Friday, May 18, 2007

To Have and To Hold

One of my Internet friends recently posted about her experience of finding a stack of letters that she had written to her grandparents when she was a little girl. Judging by the excerpts she offered, the letters were poignant, funny, very affectionate, and must have been a cherished treat for the recipients, who wisely and fortunately kept them.

Somehow I just don’t think a stack of e-mails would have meant as much as the pages and pages of scrawled handwriting from a 7-year-old.

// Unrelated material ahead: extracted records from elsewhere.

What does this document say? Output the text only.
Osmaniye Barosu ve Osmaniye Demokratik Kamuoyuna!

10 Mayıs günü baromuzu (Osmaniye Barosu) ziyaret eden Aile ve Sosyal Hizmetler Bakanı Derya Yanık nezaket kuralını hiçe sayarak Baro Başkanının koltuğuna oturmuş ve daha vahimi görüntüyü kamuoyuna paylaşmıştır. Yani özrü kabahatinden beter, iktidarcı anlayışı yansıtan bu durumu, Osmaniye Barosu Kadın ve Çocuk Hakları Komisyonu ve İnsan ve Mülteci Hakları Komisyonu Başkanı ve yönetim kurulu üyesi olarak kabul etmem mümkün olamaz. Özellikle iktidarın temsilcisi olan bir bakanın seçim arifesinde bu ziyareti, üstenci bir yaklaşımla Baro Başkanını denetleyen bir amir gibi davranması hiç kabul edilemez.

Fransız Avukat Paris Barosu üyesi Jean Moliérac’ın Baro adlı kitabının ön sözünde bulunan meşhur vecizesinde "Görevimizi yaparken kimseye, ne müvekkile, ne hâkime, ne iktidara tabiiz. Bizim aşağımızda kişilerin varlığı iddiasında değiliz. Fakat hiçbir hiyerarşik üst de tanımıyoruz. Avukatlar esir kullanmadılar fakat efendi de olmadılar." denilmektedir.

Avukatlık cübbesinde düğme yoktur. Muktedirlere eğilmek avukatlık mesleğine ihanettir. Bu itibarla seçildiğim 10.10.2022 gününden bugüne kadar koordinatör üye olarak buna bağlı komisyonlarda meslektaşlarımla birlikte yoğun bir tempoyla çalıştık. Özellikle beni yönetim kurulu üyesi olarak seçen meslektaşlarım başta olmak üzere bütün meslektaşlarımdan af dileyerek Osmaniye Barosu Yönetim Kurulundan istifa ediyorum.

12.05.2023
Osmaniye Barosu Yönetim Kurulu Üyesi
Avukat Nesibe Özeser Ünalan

You know you’re getting older when you start complaining about the lost values of the good old days, denouncing what society and time have done to our old-fashioned traditions and art forms. I guess I’m joining the chorus of people bemoaning the loss of the handwritten letter - even as I obviously have to reluctantly admit that I am almost exclusively a keyboard writer. It’s not that I don’t want to send handwritten letters - I wish I could. The fact is that after all the years I’ve been typing my correspondence, my penmanship has become virtually illegible! What is that saying? Use it or lose it? As part of that scenario, I have obviously learned to value immediate transmission over days of postal transit, clarity over character, and - my favorite - ability to edit with a few keystrokes over erasing, drawing lines through, or - horrors! - starting the whole thing over.

But in the process of changing the way I communicate, I regret what I have lost. I don’t have letters I wrote to my grandparents, but I have letters I wrote home from college, and letters my parents wrote to me while I was away during my one-year attempt at formal higher education. Around the time I first started this blog, as a part of our simplification process, I chose to go through all the things I had saved from my past to weed out what was not extremely meaningful, and I ended up posting about my dad’s letters to me. They were written on church bulletins, which, of course, lacked enough space to write a normal letter, so he would write in circles around the lines of text until there was no space left. (He was a choir director, and our lives revolved around church when I was growing up; he knew the bulletins were as much “news” as his circuitously written comments.) I get a thrill every time I see something in my dad’s handwriting. I recognize it immediately. He made every cursive capital “E” with somewhat of a flourish, and frequently he signed things with his initials, “iet” - then circled it as one entity. It’s hard to do that on a computer. On some of the bulletins, my mom even wrote a sentence or two, in her own distinctive handwriting.

When I was in the beginning stages of wanting to know everything about Abraham Lincoln (probably in junior high), I bought a reproduction of the Gettysburg Address in Lincoln’s now familiar handwriting. The printed version is just not the same. Ed and I watched a documentary on Mark Twain last night - and marveled at how centuries of authors have written their books in longhand, word after word, page after page. I can barely make a legible grocery list.

Today, I send e-mails (which contain information that can be saved, but not in an aesthetically pleasing way) and make phone calls (which are only saved if I leave a message), and, of course, I post in this blog, which is, in a paradoxical way, the most permanent and transient of communications. I type out my Christmas letter every year, and I have concluded that I stick a family picture in each envelope as a personal touch to lessen my guilt over the accompanied computer-generated correspondence. I make my own greeting cards, it’s true. But I make them with software and I print them off on my ink-jet printer. My real kudos go to people like my daughter-in-law, who does hands-on scrapbooking with paper and glue and - yes - real handwriting. There's something appealing to be able to hold a message in your hand, inhale its accompanying scent, run your fingers over the words, and maybe even to pick it up again and again to read with renewed pleasure.

Ed says every gift comes with a curse and vice versa, and herein lies the dilemma. I generate with care my blog posts every week, in the same old font, the same old format, with the only individuality being in the words and thoughts themselves. My handwriting is not involved. I don’t sign my initials and circle them, nor do I craft the eccentric capital E’s that occasionally I have done through the years, subconsciously as a tribute to my father. Nobody will print off my blog on pretty stationery and wrap its pages up in velvet ribbon and put it in their treasure chest for posterity. Yet, without access to this form of communication, how would I have had my words read in China by Doug? How would I have come in contact with some of my Internet acquaintances that I have met through this medium? Without the ability to craft essays with the ease of a keyboard and screen, would I have had the self-discipline to sit down and write my thoughts out in longhand on a regular basis? I think not.

I was asked recently if I anticipated that my blog would serve as a legacy for my grandchildren. I certainly hope so. But this week I'm wondering whether I shouldn’t throw a few handwritten letters in the pot, too. Now that's something to really "hand" down.